Consequently, when Rebecca finally delivers her ballad, "Children of the Wind," she's not just singing from the position of someone tossed around by political currents. "She realizes the power of her own journey and claims it," said Massell. "Tom often says that this show begs the question, 'What do we hold on to when we assimilate and what do we give up?' We see Rebecca discover the beauty of that choice and the beauty that she gets to make that choice at all."

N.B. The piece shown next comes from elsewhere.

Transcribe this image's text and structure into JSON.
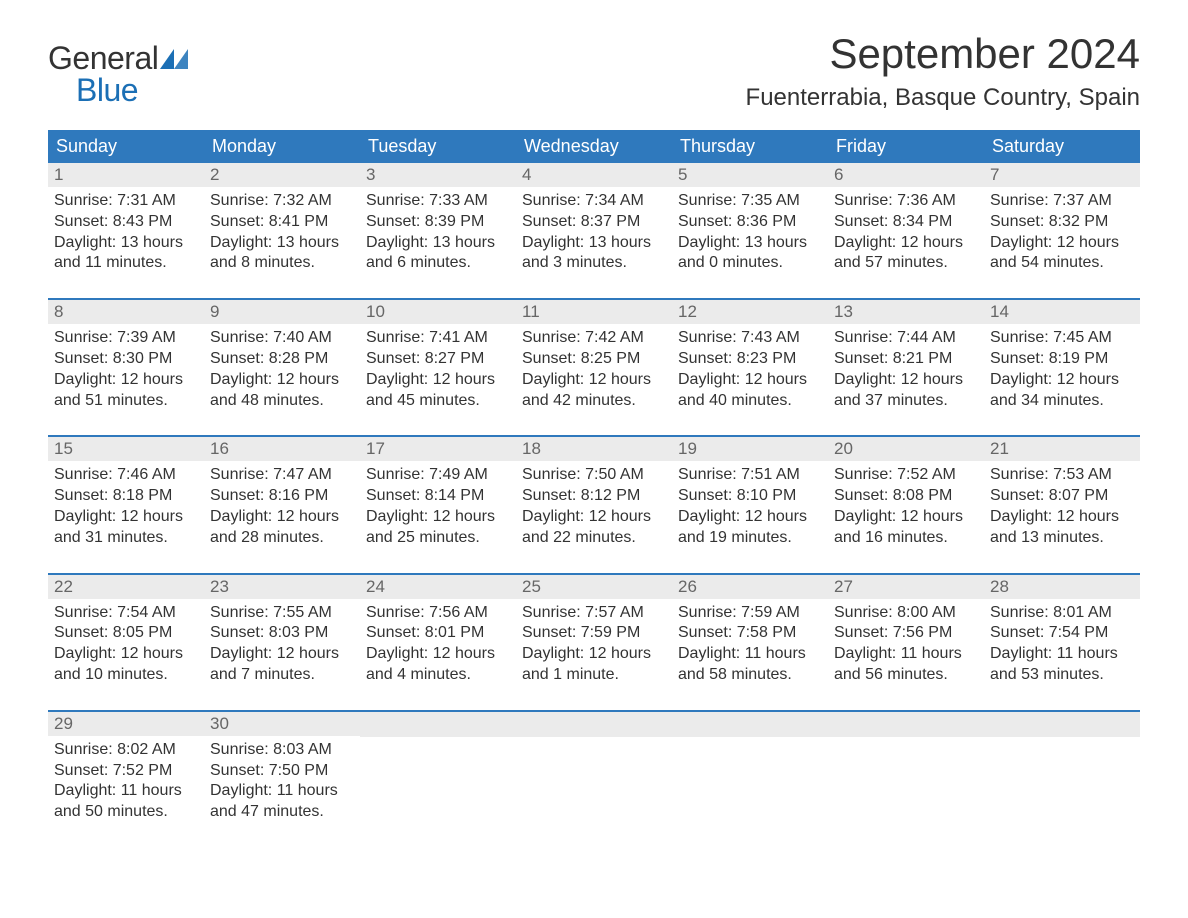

That kind of self-possession is valuable to see portrayed in any woman, though, at this moment in America, even more valuable to see portrayed in a refugee. "People were saying about Jewish immigrants what people are saying today about Muslim immigrants," said Schwartz, whose lyrics suddenly have an urgency they did not possess in 1986. "Each generation of assimilated Americans worries that a new group of people coming into the country are somehow going to destroy the country. Eventually we have to learn in fact they're not going to destroy the country. They are going to help build the country."
"We didn't do this work to make a political statement," added Ruggiero, "but we cannot do a show like Rags in 2017 and pretend that there's no relevance there."
It's all a delicate calculus, but at the end of the day, every risk is a risk worth taking when you have what Schwartz bluntly frames as a "no-lose situation."
"We have a show that doesn't work," he said. "So if we now have a new show that doesn't work — well, we're no worse off than we were before."
And whatever the verdict, Schwartz is looking forward to the day his cast can pay a visit to the Lincoln Center theater archives. "Don't do this yet, but at some point, you might just want to go and see what this was," he told his Goodspeed ensemble. "Your little heads will explode."